Le silence des armes blanches : l’art au service de la paix

Afin de sensibiliser les jeunes à la non violence, l’animatrice Pascale Gravel-R. a collaboré à la mise en œuvre d’un projet de la Fondation Silence des armes, qui s’est déroulé en mai dernier au St. Patrick High School de Québec. Le projet de l’artiste Alex Magrini qui, initialement, prévoyait une semaine de sensibilisation se terminant par une collecte d’armes blanches et de jouets guerriers dans les écoles secondaires a pris une autre forme pour le groupe d’élèves impliqués. Le résultat de cette activité est la production de nombreux textes portant sur la paix et la prévention de la violence dans le cadre d’un concours lancé au niveau de l’école, et ainsi que la création de peintures collectives sur le même thème. Pour Pascale Gravel-R., cette réponse au projet de « désarmement par l’art » de la Fondation Silence des armes constitue un premier pas dans la bonne direction. « C’est une première approche auprès des écoles de la région de Québec », souligne-t-elle.

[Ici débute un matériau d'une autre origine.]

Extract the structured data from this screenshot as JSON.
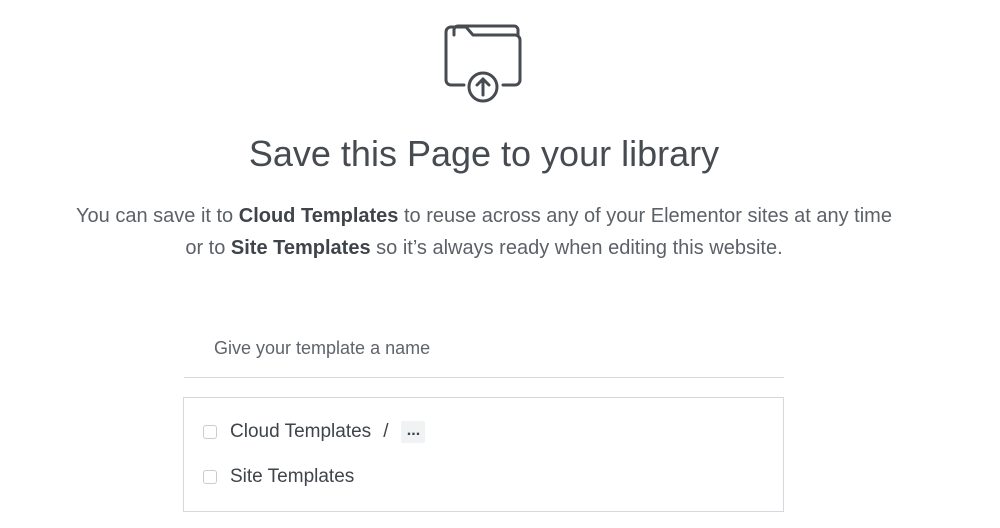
{
  "dialog": {
    "icon": "folder-upload-icon",
    "title": "Save this Page to your library",
    "description": {
      "part1": "You can save it to ",
      "cloud": "Cloud Templates",
      "part2": " to reuse across any of your Elementor sites at any time",
      "part3": "or to ",
      "site": "Site Templates",
      "part4": " so it’s always ready when editing this website."
    }
  },
  "form": {
    "name_placeholder": "Give your template a name",
    "name_value": "",
    "options": {
      "cloud": {
        "label": "Cloud Templates",
        "checked": false,
        "separator": "/",
        "folder_picker": "..."
      },
      "site": {
        "label": "Site Templates",
        "checked": false
      }
    }
  },
  "colors": {
    "text": "#3f444b",
    "muted": "#5c6168",
    "border": "#d5d8dc",
    "picker_bg": "#f1f2f3"
  }
}
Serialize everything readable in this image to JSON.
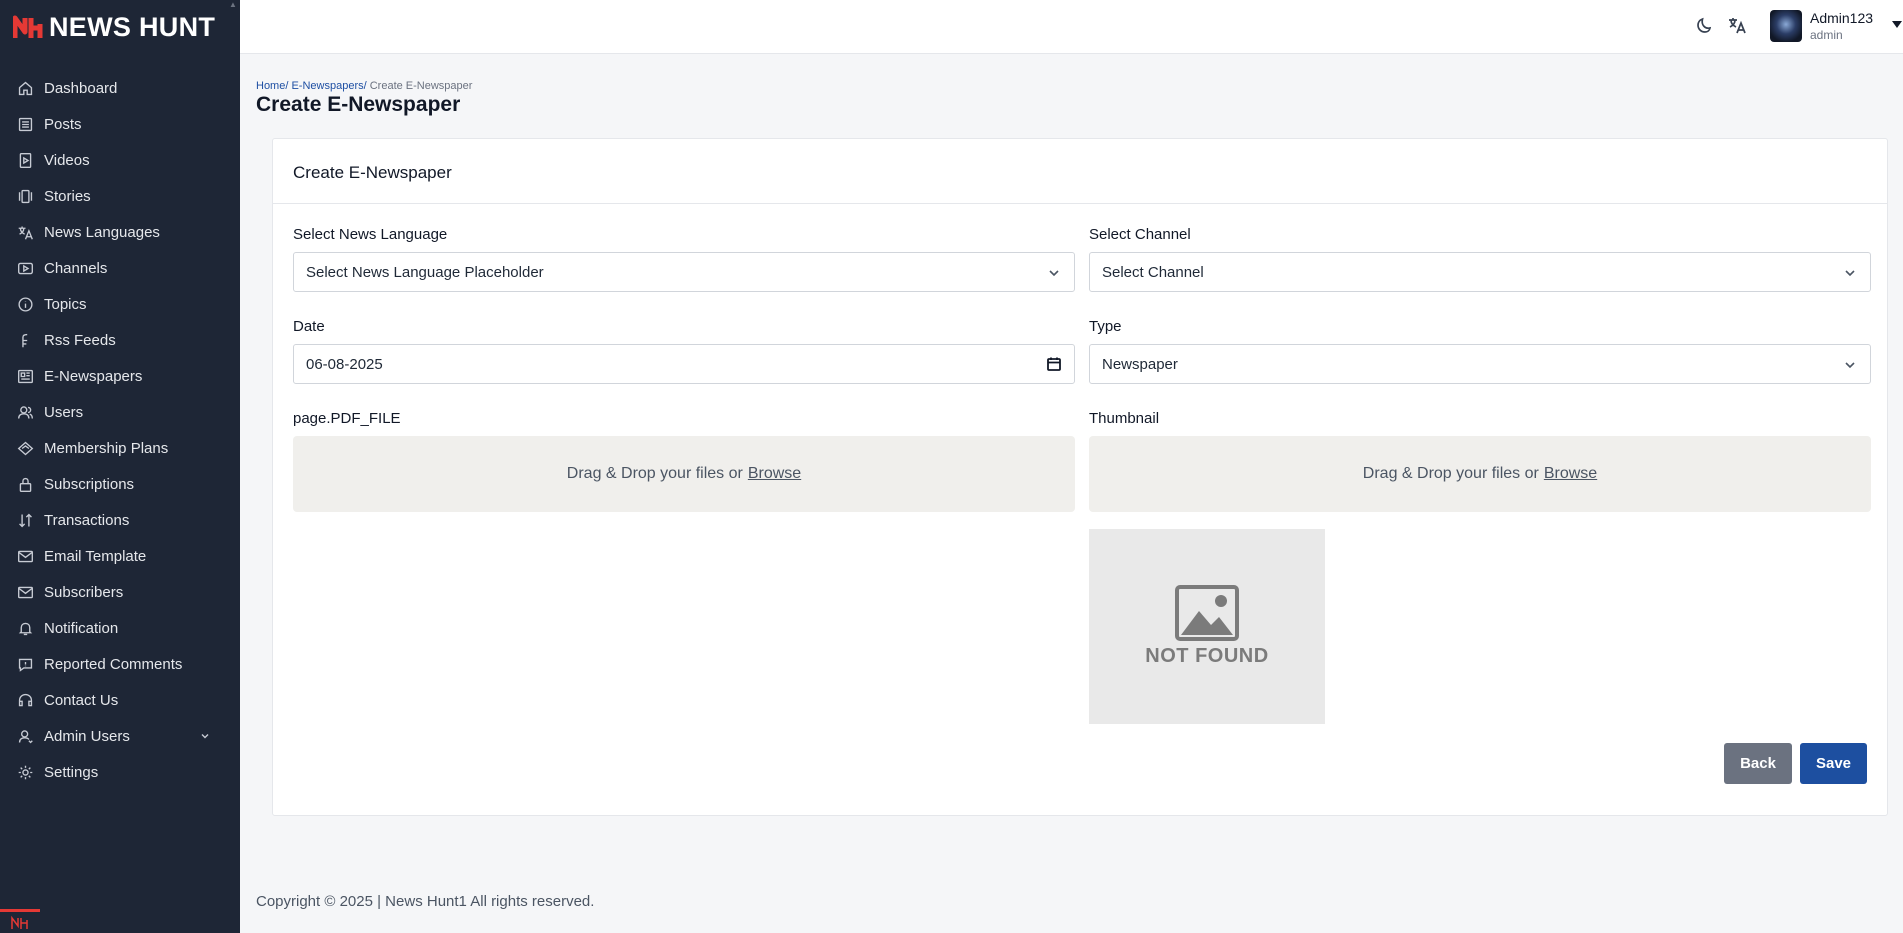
{
  "brand": {
    "name": "NEWS HUNT",
    "accent": "#e53935",
    "sidebar_bg": "#1e2636"
  },
  "sidebar": {
    "items": [
      {
        "label": "Dashboard",
        "icon": "home-icon"
      },
      {
        "label": "Posts",
        "icon": "list-icon"
      },
      {
        "label": "Videos",
        "icon": "video-icon"
      },
      {
        "label": "Stories",
        "icon": "stories-icon"
      },
      {
        "label": "News Languages",
        "icon": "translate-icon"
      },
      {
        "label": "Channels",
        "icon": "play-icon"
      },
      {
        "label": "Topics",
        "icon": "info-icon"
      },
      {
        "label": "Rss Feeds",
        "icon": "rss-icon"
      },
      {
        "label": "E-Newspapers",
        "icon": "newspaper-icon"
      },
      {
        "label": "Users",
        "icon": "users-icon"
      },
      {
        "label": "Membership Plans",
        "icon": "diamond-icon"
      },
      {
        "label": "Subscriptions",
        "icon": "lock-icon"
      },
      {
        "label": "Transactions",
        "icon": "arrows-icon"
      },
      {
        "label": "Email Template",
        "icon": "mail-icon"
      },
      {
        "label": "Subscribers",
        "icon": "mail-icon"
      },
      {
        "label": "Notification",
        "icon": "bell-icon"
      },
      {
        "label": "Reported Comments",
        "icon": "comment-icon"
      },
      {
        "label": "Contact Us",
        "icon": "headset-icon"
      },
      {
        "label": "Admin Users",
        "icon": "user-icon"
      },
      {
        "label": "Settings",
        "icon": "gear-icon"
      }
    ]
  },
  "header": {
    "user_name": "Admin123",
    "user_role": "admin"
  },
  "breadcrumb": {
    "home": "Home/",
    "section": "E-Newspapers/",
    "current": "Create E-Newspaper"
  },
  "page": {
    "title": "Create E-Newspaper"
  },
  "form": {
    "card_title": "Create E-Newspaper",
    "language_label": "Select News Language",
    "language_value": "Select News Language Placeholder",
    "channel_label": "Select Channel",
    "channel_value": "Select Channel",
    "date_label": "Date",
    "date_value": "06-08-2025",
    "type_label": "Type",
    "type_value": "Newspaper",
    "pdf_label": "page.PDF_FILE",
    "thumbnail_label": "Thumbnail",
    "dropzone_text": "Drag & Drop your files or",
    "browse_text": "Browse",
    "not_found_text": "NOT FOUND",
    "back_label": "Back",
    "save_label": "Save"
  },
  "footer": {
    "text": "Copyright © 2025 | News Hunt1 All rights reserved."
  }
}
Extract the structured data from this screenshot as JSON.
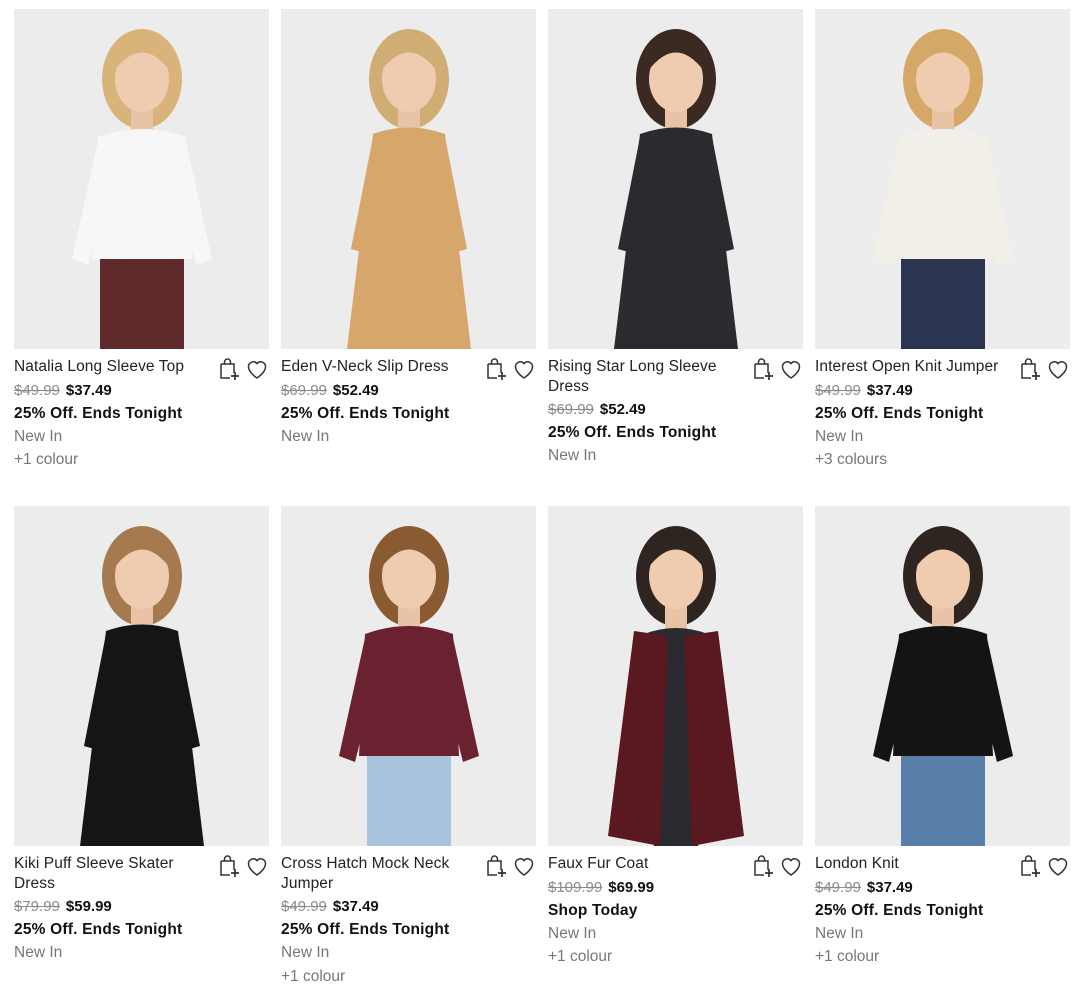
{
  "products": [
    {
      "name": "Natalia Long Sleeve Top",
      "was_price": "$49.99",
      "price": "$37.49",
      "promo": "25% Off. Ends Tonight",
      "status": "New In",
      "colours": "+1 colour",
      "add_to_bag_icon": "shopping-bag-plus-icon",
      "wishlist_icon": "heart-outline-icon",
      "colors": {
        "top": "#f7f7f7",
        "bottom": "#5e2a2c",
        "hair": "#d9b47a",
        "bg": "#ececec"
      }
    },
    {
      "name": "Eden V-Neck Slip Dress",
      "was_price": "$69.99",
      "price": "$52.49",
      "promo": "25% Off. Ends Tonight",
      "status": "New In",
      "colours": "",
      "add_to_bag_icon": "shopping-bag-plus-icon",
      "wishlist_icon": "heart-outline-icon",
      "colors": {
        "top": "#d7a66b",
        "bottom": "#d7a66b",
        "hair": "#d1ad76",
        "bg": "#ececec"
      }
    },
    {
      "name": "Rising Star Long Sleeve Dress",
      "was_price": "$69.99",
      "price": "$52.49",
      "promo": "25% Off. Ends Tonight",
      "status": "New In",
      "colours": "",
      "add_to_bag_icon": "shopping-bag-plus-icon",
      "wishlist_icon": "heart-outline-icon",
      "colors": {
        "top": "#2c2a2f",
        "bottom": "#3a3640",
        "hair": "#3a2a22",
        "bg": "#ececec"
      }
    },
    {
      "name": "Interest Open Knit Jumper",
      "was_price": "$49.99",
      "price": "$37.49",
      "promo": "25% Off. Ends Tonight",
      "status": "New In",
      "colours": "+3 colours",
      "add_to_bag_icon": "shopping-bag-plus-icon",
      "wishlist_icon": "heart-outline-icon",
      "colors": {
        "top": "#f2efe8",
        "bottom": "#2b3552",
        "hair": "#d6a868",
        "bg": "#ededed"
      }
    },
    {
      "name": "Kiki Puff Sleeve Skater Dress",
      "was_price": "$79.99",
      "price": "$59.99",
      "promo": "25% Off. Ends Tonight",
      "status": "New In",
      "colours": "",
      "add_to_bag_icon": "shopping-bag-plus-icon",
      "wishlist_icon": "heart-outline-icon",
      "colors": {
        "top": "#151515",
        "bottom": "#1c1c1c",
        "hair": "#a47a4e",
        "bg": "#ececec"
      }
    },
    {
      "name": "Cross Hatch Mock Neck Jumper",
      "was_price": "$49.99",
      "price": "$37.49",
      "promo": "25% Off. Ends Tonight",
      "status": "New In",
      "colours": "+1 colour",
      "add_to_bag_icon": "shopping-bag-plus-icon",
      "wishlist_icon": "heart-outline-icon",
      "colors": {
        "top": "#6b2230",
        "bottom": "#a9c3dd",
        "hair": "#8a5a32",
        "bg": "#ececec"
      }
    },
    {
      "name": "Faux Fur Coat",
      "was_price": "$109.99",
      "price": "$69.99",
      "promo": "Shop Today",
      "status": "New In",
      "colours": "+1 colour",
      "add_to_bag_icon": "shopping-bag-plus-icon",
      "wishlist_icon": "heart-outline-icon",
      "colors": {
        "top": "#5a1820",
        "bottom": "#2a2a30",
        "hair": "#2e2420",
        "bg": "#ececec"
      }
    },
    {
      "name": "London Knit",
      "was_price": "$49.99",
      "price": "$37.49",
      "promo": "25% Off. Ends Tonight",
      "status": "New In",
      "colours": "+1 colour",
      "add_to_bag_icon": "shopping-bag-plus-icon",
      "wishlist_icon": "heart-outline-icon",
      "colors": {
        "top": "#141414",
        "bottom": "#5a7eaa",
        "hair": "#2e2420",
        "bg": "#ececec"
      }
    }
  ]
}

Dans l’avenir, on espère pouvoir aller de l’avant avec le projet original, qui mène à la destruction (par les autorités policières) des armes volontairement déposées à la collecte, et à leur recyclage dans les œuvres produites avec l’artiste engagé Alex Magrini. Les jeunes qui participent à la collecte le font sous surveillance policière, à l’extérieur de l’école, et y sont préparés par une démarche de sensibilisation. Ils reçoivent, en échange du dépôt d’une arme blanche, un paquet-cadeau incluant un arbre à planter. Ce projet qui a eu lieu pour la première fois à l’école Dominique-Racine de Chicoutimi en 1998 s’étend maintenant à d’autres régions du Québec.Il vise à démontrer, par un geste concret et la production artistique, l’engagement des jeunes dans un processus de prévention de la violence.

 

Temps de vacances

Le bureau national de Jeunesse du Monde fera relâche en juillet, du 12 au 30, comme la plupart des gens de ce pays… La relâche ne sera cependant pas complète car des projets continuent leur cours en juillet, par exemple les programmes de stage. Le courrier électronique et les télécopies seront recueillis régulièrement; il y aura un répondeur pour les messages téléphoniques et tout appel nécessitant une réponse à court terme sera traité avec diligence.

À CHACUN ET CHACUNE : BONNES ET REPOSANTES VACANCES!